During the prodromal phase, patients may manifest neuropsychiatric symptoms such as depression, anxiety, irritability, and possibly mild incoordination that can last for weeks or months, followed by rapid deterioration over 24 to 48 hours.5,6 The common presentation includes reduced concentration, memory impairment, as well as myoclonic seizures and tremors. 6 The onset is usually sub-acute and reversible upon withdrawing the BIPP. Alternatively, the use of BIPP can be substituted with whitehead’s varnish as the mixture contains a significantly lower concentration of iodoform, making it a safer option for huge post-operative cavities such as in post maxillectomy.1,6,7
We recommend cautious use of BIPP, especially among elderly patients with renal and liver impairment.
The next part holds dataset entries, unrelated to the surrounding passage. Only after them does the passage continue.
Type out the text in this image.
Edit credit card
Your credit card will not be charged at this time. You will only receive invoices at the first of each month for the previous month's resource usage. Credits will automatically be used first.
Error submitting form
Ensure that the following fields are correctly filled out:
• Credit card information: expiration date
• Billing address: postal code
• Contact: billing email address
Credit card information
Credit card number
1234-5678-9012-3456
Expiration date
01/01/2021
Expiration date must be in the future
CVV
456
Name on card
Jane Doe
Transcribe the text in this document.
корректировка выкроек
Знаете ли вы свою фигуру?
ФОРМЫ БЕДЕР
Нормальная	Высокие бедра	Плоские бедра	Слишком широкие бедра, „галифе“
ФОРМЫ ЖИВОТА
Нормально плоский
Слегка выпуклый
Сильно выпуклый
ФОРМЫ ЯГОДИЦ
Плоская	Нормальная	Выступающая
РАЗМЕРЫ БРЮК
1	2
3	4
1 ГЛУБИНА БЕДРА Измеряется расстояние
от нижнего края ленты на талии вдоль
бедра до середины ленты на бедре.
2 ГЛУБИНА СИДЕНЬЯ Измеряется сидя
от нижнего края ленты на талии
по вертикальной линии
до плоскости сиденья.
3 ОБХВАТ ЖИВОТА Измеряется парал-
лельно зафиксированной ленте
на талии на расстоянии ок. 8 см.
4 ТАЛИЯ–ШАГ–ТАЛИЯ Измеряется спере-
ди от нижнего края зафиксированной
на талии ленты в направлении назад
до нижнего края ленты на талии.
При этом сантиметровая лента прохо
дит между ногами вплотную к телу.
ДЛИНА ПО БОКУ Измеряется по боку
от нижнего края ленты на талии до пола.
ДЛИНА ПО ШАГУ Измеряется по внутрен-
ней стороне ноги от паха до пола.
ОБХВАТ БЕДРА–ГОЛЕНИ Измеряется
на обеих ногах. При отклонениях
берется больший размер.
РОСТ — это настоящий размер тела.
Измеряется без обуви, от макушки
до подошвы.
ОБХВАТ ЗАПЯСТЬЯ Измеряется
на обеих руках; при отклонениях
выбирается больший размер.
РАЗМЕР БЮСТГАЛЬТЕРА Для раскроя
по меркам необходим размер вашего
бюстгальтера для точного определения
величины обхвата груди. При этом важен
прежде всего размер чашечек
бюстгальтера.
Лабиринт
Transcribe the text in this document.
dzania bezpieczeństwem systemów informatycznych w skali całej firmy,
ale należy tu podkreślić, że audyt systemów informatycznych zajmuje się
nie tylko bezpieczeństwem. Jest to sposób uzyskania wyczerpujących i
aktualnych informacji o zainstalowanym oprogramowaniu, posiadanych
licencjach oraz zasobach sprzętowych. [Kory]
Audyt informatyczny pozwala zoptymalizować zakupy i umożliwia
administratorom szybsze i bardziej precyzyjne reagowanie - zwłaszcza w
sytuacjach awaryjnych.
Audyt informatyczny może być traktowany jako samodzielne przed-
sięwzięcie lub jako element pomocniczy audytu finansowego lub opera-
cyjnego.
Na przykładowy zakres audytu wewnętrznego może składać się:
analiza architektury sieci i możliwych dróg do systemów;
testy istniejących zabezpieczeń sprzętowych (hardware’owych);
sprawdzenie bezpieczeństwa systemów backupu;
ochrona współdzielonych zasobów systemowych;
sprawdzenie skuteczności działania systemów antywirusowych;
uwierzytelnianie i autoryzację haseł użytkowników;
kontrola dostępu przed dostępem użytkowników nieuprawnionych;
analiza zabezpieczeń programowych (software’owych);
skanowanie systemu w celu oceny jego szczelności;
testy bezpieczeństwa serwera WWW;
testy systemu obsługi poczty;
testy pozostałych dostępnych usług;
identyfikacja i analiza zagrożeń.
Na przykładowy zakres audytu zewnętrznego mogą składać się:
Early identification of signs and symptoms followed by prompt packing removal can reduce potential BIPP intoxication and prevent morbidity. Finally, good rehabilitation and physiotherapy are critical as there is no known antidote to iodide.
Conclusion
BIPP packing is generally safe for post-operative cavity dressing in ENT surgery; however, long-term or extensive application of large BIPP packing may cause bismuth or iodoform encephalopathy. Surgeons and neurologists must be attentive to neurological and psychiatric symptoms in patients treated long term by BIPP packing, particularly in cases where the packs are immediately adjacent to neural tissue.
Footnotes
Declaration of Conflicting Interests
The authors declared no potential conflicts of interest with respect to the research, authorship, and/or publication of this article.
Funding
The authors received no financial support for the research, authorship, and/or publication of this article.
Informed Consent/Patient Consent
Verbal informed consent was obtained from the patient for their anonymized information to be published in this article.